Helpful tips on planning your trip to the last remaining ‘Shangri-La’ in the world, the country with the happiest people, one which has never been colonised in its history and most astonishingly, the only carbon-negative country on the planet.
Bhutan is a country whose name immediately brought an aura of mystery and intrigue whenever I heard it. People talked about it in such reverential tones – the last remaining ‘Shangri-La’ in the world, the country with the happiest people, one which has never been colonised in its history; a land where decisions are made primarily by impact on Gross National Happiness, where inheritance passes through the female rather than the male line, and most astonishingly, the only carbon-negative country on the planet. When it came to the point where I was earnestly looking for a country to go off-radar and disappear for a few weeks on a solo trip, the answer was immediately clear.
Having planned this trip for several weeks, I couldn’t wait to embrace the solace, tranquility and IT-free existence (sans 4G, WiFi, TV and phones). This beautiful kingdom of about 800,000 people nestled between two giants (India and China) exceeded any expectations I had. My trip was even more special because I chose to travel in January – an especially quiet period (being the coldest month of the year with temperatures routinely hovering below zero tends to deter tourists). So I was often the only guest staying at the lodges or inns – which made for an even more exclusive, ethereal experience.
The country’s limited infrastructure made journeys from one place to another quite slow, so I stayed within the central/western parts of the country for the two weeks that I was there (eastern Bhutan is even more isolated, unspoiled and pristine, and warrants a separate trip altogether). But this time was enough to give me a taste of how enjoyable a simple life could be. One filled with reading, hiking, exploring, napping, writing, and looking at the stars – a life that is increasingly rare in today’s world.
Flights and Visas
The two Bhutanese carriers (Druk Air and Bhutan Airlines) have a duopoly on the few existing air routes to Bhutan. The easiest international air hubs you can use to connect onto one of these flights would either be New Delhi or Bangkok. All international travellers (except Indian nationals) are required to obtain a visa before entering Bhutan – a process that a Bhutanese tour operator can help you with. Bhutan requires you to have prearranged an itinerary, with a local tour guide and driver accompanying you at all times. The daily spend cap imposed by the government on tourists is US$250 per day (as of Jan 2018) – Indians are exempt from this. To be clear, this isn’t a daily tax but rather a total amount that covers the cost of your food, accommodation, transfers, driver, tour guide and entry to attractions per day of your stay. Everyone who pays for a tour itinerary is essentially guaranteed a visa (which has a separate fee). It’s helpful to plan at least 6-8 weeks before departure to ensure you have enough time to sort out all of your documentation and visas.
Travelling around Bhutan
You’ll have your tour guide and driver accompanying you at all times, and so never really have the need to book any sort of transportation, which definitely lightens the load. Bear in mind that roads outside the main cities (Paro, Thimphu) tend to be very rocky and bumpy – so it takes a considerable amount of time to travel what might appear to be relatively modest distances. Be armed with carsickness tablets if you’re prone to feeling ill on a long and bumpy journey. But the scenery as you drive is mesmerising.
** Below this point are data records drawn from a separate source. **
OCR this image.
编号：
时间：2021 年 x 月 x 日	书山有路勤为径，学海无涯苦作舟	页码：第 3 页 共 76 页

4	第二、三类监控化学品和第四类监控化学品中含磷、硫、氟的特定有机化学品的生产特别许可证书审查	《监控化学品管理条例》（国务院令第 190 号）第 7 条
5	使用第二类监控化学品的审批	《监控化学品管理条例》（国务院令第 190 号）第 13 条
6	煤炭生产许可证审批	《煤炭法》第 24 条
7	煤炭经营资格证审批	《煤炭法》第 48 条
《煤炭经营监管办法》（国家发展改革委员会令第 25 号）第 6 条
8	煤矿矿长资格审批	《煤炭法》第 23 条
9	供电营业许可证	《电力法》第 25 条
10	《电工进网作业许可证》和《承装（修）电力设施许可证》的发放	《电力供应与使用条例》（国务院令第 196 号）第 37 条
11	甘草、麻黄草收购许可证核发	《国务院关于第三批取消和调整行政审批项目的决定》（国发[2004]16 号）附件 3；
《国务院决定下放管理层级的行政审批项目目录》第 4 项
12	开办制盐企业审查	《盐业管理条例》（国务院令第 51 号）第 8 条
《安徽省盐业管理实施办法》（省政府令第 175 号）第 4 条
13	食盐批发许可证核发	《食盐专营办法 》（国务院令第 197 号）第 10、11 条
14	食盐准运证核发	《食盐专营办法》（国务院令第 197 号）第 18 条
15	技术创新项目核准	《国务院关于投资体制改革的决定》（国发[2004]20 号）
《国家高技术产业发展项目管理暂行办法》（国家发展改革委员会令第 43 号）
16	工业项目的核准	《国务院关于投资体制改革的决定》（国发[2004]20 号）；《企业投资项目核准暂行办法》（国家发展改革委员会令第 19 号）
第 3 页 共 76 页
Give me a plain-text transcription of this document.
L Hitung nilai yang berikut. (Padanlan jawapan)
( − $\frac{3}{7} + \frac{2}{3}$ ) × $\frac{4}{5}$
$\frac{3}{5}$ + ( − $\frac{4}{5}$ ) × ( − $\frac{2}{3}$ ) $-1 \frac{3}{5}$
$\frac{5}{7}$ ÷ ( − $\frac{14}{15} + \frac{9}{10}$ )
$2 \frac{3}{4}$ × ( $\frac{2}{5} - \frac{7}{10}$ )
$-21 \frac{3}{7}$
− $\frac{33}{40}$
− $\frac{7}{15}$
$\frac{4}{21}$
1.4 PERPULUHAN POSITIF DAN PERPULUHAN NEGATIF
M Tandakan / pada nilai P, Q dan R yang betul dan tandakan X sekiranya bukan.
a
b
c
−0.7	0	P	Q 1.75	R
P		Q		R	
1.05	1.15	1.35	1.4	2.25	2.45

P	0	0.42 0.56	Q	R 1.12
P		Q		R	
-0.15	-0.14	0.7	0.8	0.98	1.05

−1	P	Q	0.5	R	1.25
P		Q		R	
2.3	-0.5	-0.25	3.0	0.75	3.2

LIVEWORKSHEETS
The Bhutanese are a very simple, humble people. They’re very content with what they have and I never saw a single Bhutanese person angry or stressed. They’re well-mannered and quiet (a stark difference to their Indian neighbours), very respectful, prefer not to talk while eating, take great pride in their environment and feel a strong sense of responsibility in protecting it for generations to come. Respect what they respect and you’ll fit in just fine. The official language of instruction in schools is English, so communication was never an issue.